Общественное мнение не только в самой Германии, но и в других государствах приписывает этот блестящий результат преимущественно бывшему германскому имперскому канцлеру. Таким образом, при оценке деятельности князя Бисмарка нельзя довольствоваться одной дипломатической его деятельностью: надо иметь в виду и его роль самого влиятельного государственного человека сперва в Пруссии, а затем и в Германской империи. Это тем более необходимо, что и дипломатическая его деятельность находится в самой непосредственной зависимости от главного события, с которым неразрывно связано его имя. Объединение Германии признается главной заслугой князя Бисмарка, и поэтому, излагая обстоятельства его жизни, мы должны иметь в виду главным образом это событие.
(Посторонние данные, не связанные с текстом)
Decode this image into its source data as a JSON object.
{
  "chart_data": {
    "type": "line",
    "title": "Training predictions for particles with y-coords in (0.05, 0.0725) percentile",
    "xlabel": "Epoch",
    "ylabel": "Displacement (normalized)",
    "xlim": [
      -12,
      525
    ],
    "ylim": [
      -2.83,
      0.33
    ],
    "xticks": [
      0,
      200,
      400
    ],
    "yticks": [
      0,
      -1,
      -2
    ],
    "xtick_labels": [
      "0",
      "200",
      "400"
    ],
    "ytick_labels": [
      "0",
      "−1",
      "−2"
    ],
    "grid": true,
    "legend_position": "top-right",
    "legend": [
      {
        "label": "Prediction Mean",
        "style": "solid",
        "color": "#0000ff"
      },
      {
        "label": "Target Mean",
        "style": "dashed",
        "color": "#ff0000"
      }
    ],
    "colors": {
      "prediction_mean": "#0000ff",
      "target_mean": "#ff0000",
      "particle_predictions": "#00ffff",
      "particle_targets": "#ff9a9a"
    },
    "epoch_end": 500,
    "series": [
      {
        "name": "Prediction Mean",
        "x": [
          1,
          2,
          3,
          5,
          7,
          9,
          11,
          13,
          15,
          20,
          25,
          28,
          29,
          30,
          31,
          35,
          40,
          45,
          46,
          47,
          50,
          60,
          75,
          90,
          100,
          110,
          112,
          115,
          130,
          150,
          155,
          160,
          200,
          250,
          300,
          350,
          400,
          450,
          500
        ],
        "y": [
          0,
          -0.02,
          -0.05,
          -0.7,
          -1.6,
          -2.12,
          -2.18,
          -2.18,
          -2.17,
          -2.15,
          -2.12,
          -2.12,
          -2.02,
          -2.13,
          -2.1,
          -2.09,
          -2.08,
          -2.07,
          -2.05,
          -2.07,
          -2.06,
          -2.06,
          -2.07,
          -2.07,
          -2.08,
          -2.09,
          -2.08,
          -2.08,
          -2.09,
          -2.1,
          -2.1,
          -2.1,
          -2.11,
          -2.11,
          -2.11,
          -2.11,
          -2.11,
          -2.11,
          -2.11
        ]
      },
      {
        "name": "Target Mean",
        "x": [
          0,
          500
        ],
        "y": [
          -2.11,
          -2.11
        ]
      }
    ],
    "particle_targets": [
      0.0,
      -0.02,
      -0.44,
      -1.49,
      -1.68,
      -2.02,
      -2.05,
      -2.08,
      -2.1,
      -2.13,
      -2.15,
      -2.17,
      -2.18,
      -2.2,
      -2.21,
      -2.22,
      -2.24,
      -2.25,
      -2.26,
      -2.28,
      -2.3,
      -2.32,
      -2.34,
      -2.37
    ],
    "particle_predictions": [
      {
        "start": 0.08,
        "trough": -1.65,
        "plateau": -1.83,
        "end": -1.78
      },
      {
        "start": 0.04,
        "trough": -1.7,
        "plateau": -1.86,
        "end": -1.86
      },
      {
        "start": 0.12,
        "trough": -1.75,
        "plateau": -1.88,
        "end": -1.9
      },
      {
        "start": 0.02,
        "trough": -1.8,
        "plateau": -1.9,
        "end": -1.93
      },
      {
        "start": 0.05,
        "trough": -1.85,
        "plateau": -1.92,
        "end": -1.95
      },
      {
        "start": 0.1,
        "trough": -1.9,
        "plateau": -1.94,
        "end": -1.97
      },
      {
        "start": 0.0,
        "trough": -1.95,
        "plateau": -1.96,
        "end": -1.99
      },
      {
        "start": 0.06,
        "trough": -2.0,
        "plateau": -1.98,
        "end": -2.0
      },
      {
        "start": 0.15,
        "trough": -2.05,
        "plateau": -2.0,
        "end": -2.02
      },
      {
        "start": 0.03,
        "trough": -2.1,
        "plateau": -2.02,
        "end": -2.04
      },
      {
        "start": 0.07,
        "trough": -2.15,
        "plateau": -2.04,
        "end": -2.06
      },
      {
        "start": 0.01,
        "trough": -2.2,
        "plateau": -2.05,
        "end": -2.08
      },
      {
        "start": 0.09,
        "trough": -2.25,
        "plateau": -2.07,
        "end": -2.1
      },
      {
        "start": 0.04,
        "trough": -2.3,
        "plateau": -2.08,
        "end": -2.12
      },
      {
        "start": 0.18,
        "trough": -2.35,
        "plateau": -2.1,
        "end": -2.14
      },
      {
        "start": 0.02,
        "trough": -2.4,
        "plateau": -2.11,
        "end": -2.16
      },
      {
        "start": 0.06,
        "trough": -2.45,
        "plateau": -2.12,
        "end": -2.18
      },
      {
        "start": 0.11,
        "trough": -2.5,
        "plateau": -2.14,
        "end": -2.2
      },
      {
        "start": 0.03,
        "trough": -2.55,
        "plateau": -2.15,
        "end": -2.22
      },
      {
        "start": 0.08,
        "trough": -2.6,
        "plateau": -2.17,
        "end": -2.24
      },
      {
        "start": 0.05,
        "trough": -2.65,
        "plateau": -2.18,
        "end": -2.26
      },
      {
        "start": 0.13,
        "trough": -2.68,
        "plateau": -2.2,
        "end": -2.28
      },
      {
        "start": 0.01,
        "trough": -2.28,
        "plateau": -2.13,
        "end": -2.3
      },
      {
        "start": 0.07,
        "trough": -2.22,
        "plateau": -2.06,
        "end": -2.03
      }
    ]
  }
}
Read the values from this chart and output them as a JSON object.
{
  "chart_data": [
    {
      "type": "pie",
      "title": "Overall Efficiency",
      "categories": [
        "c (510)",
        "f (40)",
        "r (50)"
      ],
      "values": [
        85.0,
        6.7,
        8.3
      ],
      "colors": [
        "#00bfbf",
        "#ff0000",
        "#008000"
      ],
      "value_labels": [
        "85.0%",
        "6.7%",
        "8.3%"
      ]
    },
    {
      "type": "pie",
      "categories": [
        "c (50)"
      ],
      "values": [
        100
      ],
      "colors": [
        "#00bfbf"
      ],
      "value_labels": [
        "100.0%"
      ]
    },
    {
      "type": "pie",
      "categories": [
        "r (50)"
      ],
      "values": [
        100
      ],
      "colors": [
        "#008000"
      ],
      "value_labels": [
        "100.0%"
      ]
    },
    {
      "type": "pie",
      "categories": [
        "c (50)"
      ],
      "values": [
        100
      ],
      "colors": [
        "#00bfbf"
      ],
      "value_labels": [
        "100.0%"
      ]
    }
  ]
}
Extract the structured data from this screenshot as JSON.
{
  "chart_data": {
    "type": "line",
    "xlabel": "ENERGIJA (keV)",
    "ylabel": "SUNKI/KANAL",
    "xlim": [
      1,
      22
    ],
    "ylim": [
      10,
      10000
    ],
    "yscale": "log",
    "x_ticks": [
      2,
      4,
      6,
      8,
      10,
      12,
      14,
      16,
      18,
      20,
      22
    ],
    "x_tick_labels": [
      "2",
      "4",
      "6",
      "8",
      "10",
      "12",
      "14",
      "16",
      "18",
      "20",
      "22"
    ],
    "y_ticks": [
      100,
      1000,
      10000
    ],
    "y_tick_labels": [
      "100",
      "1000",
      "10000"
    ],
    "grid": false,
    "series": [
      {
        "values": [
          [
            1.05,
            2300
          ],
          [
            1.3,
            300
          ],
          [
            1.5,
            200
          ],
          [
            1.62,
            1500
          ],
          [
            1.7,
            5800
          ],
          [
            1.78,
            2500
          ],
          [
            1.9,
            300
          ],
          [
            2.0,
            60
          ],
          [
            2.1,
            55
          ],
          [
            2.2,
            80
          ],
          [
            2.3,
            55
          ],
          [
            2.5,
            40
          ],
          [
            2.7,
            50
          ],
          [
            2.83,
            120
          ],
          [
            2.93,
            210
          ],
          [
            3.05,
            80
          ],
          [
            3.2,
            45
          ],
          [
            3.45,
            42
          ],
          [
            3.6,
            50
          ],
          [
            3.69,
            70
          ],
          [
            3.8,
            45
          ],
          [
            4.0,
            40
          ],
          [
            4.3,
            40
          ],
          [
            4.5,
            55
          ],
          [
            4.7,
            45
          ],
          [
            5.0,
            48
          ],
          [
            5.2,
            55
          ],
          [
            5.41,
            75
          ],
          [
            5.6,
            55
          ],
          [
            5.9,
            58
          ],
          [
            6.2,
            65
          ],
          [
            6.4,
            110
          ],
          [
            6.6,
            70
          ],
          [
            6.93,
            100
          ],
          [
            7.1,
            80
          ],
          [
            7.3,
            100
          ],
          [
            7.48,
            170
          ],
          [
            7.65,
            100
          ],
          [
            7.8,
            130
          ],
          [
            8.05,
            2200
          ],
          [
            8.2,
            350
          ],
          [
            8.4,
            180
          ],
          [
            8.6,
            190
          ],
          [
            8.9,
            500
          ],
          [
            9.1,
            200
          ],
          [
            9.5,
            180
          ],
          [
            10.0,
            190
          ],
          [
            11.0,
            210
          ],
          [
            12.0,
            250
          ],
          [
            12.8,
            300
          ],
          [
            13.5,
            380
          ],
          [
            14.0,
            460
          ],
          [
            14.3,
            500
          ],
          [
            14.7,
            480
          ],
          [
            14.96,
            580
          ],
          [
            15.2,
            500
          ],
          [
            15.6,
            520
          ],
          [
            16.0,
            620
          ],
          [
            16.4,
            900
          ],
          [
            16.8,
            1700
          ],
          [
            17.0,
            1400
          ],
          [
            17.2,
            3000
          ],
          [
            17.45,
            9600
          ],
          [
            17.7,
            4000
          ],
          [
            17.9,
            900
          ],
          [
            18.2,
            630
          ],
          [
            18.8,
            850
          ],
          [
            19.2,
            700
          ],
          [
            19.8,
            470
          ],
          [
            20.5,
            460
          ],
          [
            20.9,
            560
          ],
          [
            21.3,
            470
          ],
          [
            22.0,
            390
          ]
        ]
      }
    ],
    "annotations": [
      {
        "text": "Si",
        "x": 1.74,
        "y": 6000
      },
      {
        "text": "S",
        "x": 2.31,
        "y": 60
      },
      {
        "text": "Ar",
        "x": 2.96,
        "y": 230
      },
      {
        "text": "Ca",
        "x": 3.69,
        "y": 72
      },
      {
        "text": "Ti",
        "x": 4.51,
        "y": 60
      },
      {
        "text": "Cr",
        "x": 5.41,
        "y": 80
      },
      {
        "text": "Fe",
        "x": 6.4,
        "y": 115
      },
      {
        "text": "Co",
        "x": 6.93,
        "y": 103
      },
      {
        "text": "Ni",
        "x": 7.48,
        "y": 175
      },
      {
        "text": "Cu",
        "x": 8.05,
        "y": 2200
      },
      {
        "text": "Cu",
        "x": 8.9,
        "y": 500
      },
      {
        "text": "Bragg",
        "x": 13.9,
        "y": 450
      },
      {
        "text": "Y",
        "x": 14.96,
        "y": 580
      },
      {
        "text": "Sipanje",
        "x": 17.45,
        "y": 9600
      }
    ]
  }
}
Вся его деятельность приводится, как его сторонниками, так и противниками, в связь с этим крупнейшим событием международной жизни Европы второй половины истекающего столетия, и обыкновенно соответственно делят жизнь и деятельность князя Бисмарка на три периода, из которых первый обнимает собой подготовительную деятельность к созданию Германской империи, второй посвящен осуществлению этой исконной мечты германского народа, а третий – упрочению достигнутого результата как во внутренней, так и во внешней жизни государства. Таким образом, жизнь и деятельность князя Бисмарка приобретает целостный характер: с ранней молодости до глубокой старости он был воодушевлен одной идеей, с железной последовательностью добивался ее осуществления и с замечательным искусством достиг своей цели. Таков легендарный князь Бисмарк; таким изображают его благодарные соотечественники; таков распространенный на него взгляд в других государствах. Посмотрим теперь, насколько проверенные и окончательно установленные факты соответствуют этому легендарному представлению о “человеке железа и крови”, о могущественном канцлере объединенной Германской империи. Разумеется, что при проверке этого распространенного взгляда нам придется руководствоваться лишь теми данными, что вполне точны, то есть строго избегать всего спорного и сомнительного; если наш биографический очерк вследствие этого утратит некоторую долю занимательности, то, с другой стороны, он ближе подойдет к истине, а следовательно, будет полнее соответствовать основной цели большинства читателей, которые ищут в биографиях замечательных людей не развлечения, а жизненной правды.
Глава I. Детство и молодость Бисмарка
Когда речь заходит о детстве и молодости Бисмарка, многочисленные его панегиристы оказываются в затруднении. Великие умы обыкновенно уже в ранней молодости чем-нибудь да отличаются от простых смертных; а между тем знаменитый канцлер Германской империи до 32-летнего возраста был самым заурядным человеком, так что решительно никто не мог предусмотреть в нем великого, прославленного всем миром деятеля. От других людей своей среды он отличался разве только тем, что все их характерные черты, притом отрицательного свойства, проявлялись в нем особенно резко. Поэтому, чтобы составить себе ясное представление о молодом Бисмарке, нам надо познакомиться со средой, в которой будущий германский канцлер вырос и вращался до начала политической своей деятельности.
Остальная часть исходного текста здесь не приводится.